Review – The Neil Young Project at the Queen Elizabeth Theatre, Vancouver, FEb 19 2010
– by Shawn Conner
As much of a thrill as it was to see Elvis Costello and Lou Reed bashing out “Cinnamon Girl”, did the Neil Young Project really have to go on for longer than Avatar?
True, the list of great Young songs is practically as numerous as artists wanting to pay tribute to the famed Canadian. And there were many on this, the second night of a two-night run of the Hal Willner-curated NYP. Costello and Reed were walk-ons, but the night really belonged to Joan Wasser, aka Joan as Police Woman, and the various members of Broken Social Scene and the other musicians (from Vancouver to New York) who interpreted many of the songs one would expect , along with a few surprises and notable omissions (wisely, perhaps, the gatheredÂ musicians opted for a group singalong of “Fuckin’ Up” rather than “Rockin’ In the Free World”).
Early highlights included the Jason Collett and Julie Doiron version of “Everybody Knows This is Nowhere” and Elizabeth Powell’s “Down To the Wire”; and Metric’s Emily Haines and James Shaw did a standout “A Man Needs a Maid”. Wasser could be seen grooving in her chair (of everyone onstage, she seemed to be having the most fun) during the first James Blood Ulmer song (“Scenery”?). Composer/vocalist/bassist Eric Mingus won over the packed house by chatting about a review of the previous night’s show that had mentioned the performers hadn’t engaged the audience. He then did some weird vocal shit.
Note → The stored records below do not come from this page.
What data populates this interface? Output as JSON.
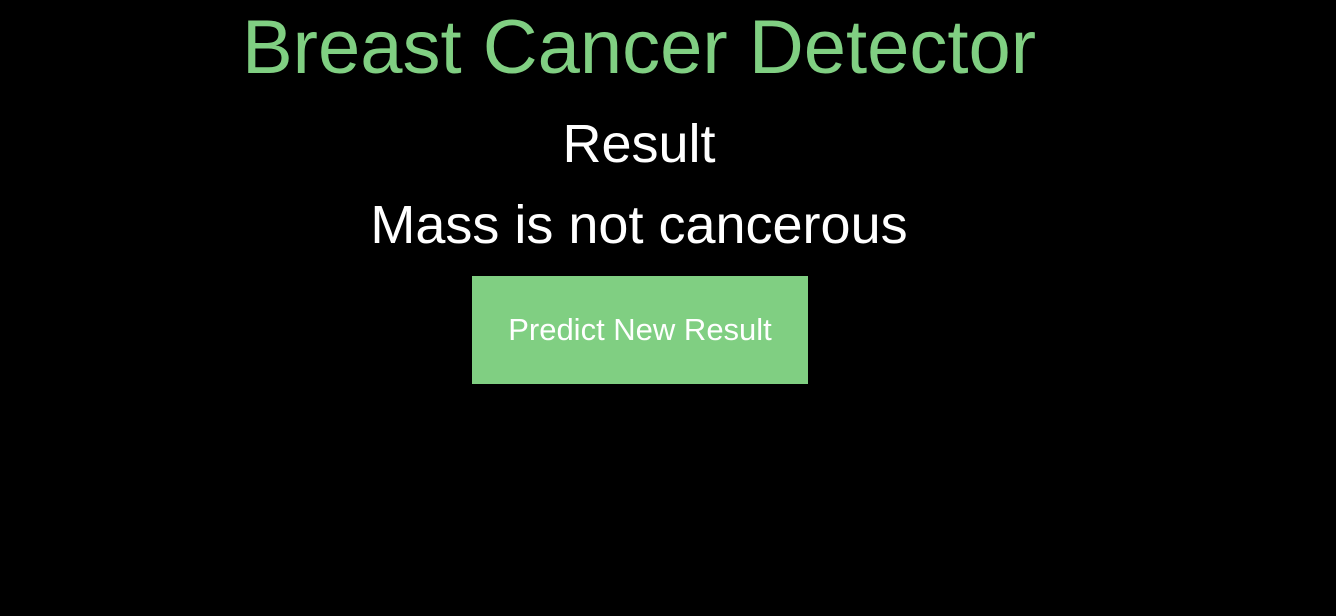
{
  "header": {
    "title": "Breast Cancer Detector"
  },
  "result": {
    "heading": "Result",
    "message": "Mass is not cancerous"
  },
  "actions": {
    "predict_new_label": "Predict New Result"
  },
  "colors": {
    "accent": "#80cf82",
    "background": "#000000",
    "text": "#ffffff"
  }
}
A gospel-like “For the Turnstiles” was stellar. Alasdair Roberts and Teddy Thompson, doing solo singer/songwriter shticks, were both underwhelming. Vashti Bunyon’s “After the Goldrush” was, uhm, somewhat painful, I’m afraid to say. Lou Reed’s “Helpless” would have been laughed off the stage if it hadn’t been performed by Reed, thank God he had help from backup vocalists like Ambrosia Parsley on the chorus. (I think he was croaking the lyrics from a teleprompter.)
Mark Kozelek of Red House Painters and Sun Kil Moon brought an affecting vocal delivery and guitar sound to his choice of tunes,“Sugar Mountain” and “Powderfinger”. And, uhm… there was Costello, swaggering about onstage for “Cowgirl in the Sand” and the aforementioned “Cinnamon Girl” with the Lou-meister. “Only Love Can Break Your Heart” wrapped up the evening, but by then I was already on the way out, having had my fill but determined at least to pick up my acoustic and once again prop open my Neil Young Decade songbook.